Fill the K St NE Bike Lane Gap

This action is no longer active. Please visit our action center for current actions you can take.

DDOT is seeking feedback on a plan to add 2 blocks of standard bike lanes on K Street NE between 6th St NE and 8th St NE. While two blocks are usually not much to get excited about, these lanes will close the gap in what will be a 2.7 mile continuous bike route of mostly protected bike lanes on K St NW/NE and West Virginia Avenue NE.

To add bike lanes to K St NE, roughly 23 parking spaces along the south curb will be removed from the south curb, but existing parking and school pick up zones will remain on the north side of the street. Since this proposal has a high potential for pushback, please take a moment to send DDOT a personal message that you support closing the bike lane gap on K St NE. Comments due August 31, 2023. Read the detailed notice of intent here.

Background

In 2019, after significant debate and a successful community-led campaign, DDOT installed four blocks of painted bike lanes on K St NE between 2nd St NE and 6th St NE as part of a broader traffic calming project for the high-crash K St NE corridor. Since then, the bike network has grown substantially nearby. In 2020 and 2021, DDOT added protected bike lanes to K St from 7th St NW to First St NE and on West Virginia Ave to New York Ave. And we are awaiting a final decision to install protected bike lanes on K St NE between First NE and 2nd NE. This leaves just two blocks of K St NE between 6th and 8th Streets NE that lack bike lanes.

Map of K Street NE and NW showing a gap from 6th to 8th street

Closing the K St bike lane gap will create a more seamless link between Mount Vernon Square, Trinidad, and Ivy City, a vision which has appeared on long range bike network plans as far back as 2005. It will provide parents another transportation option for bringing their kids to school, encourage more predictable interactions between people driving and people biking, and create a more consistent street design to the corridor. Read the Notice of intent letter here.

Any street redesign involves tradeoffs and trading 23 parking spaces for bike lanes will require some neighbors to use off-street parking or park across the street.

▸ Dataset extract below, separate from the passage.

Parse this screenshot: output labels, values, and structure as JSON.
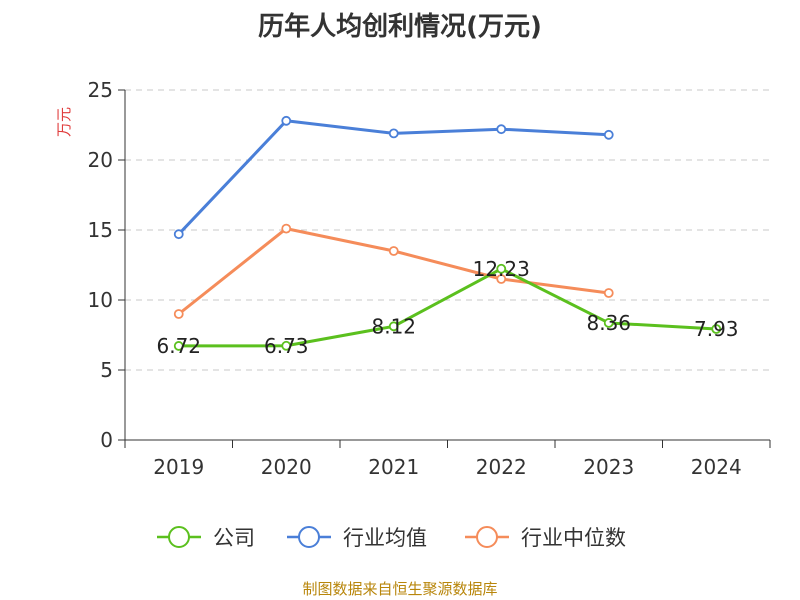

However, the upside is a safer, more accessible street which will convince more people to hop on a bike.

What’s a Notice of Intent?

Under DC Law, the District Department of Transportation is required to give written notice to relevant advisory neighborhood commissions before making any changes to streets that affect traffic operations or on-street parking in their area. The Notice of intent is a formal comment period when any individual or ANC may submit written comments about a project, typically offering support, opposition, or substantive suggestions on design. Once the comment period closes, DDOT staff summarize comments and tally support and opposition. Finally, DDOT convenes an internal review panel to consider comments, determine a path forward, and provide any required responses to ANCs. 

The Notice of Intent comment period is the final opportunity to review the overall plan, show support, and suggest modifications. While thoughtful or substantive comments are most helpful, short, supportive comments can help tip the scales towards action on safety improvements that require more aggressive tradeoffs, like removing car parking.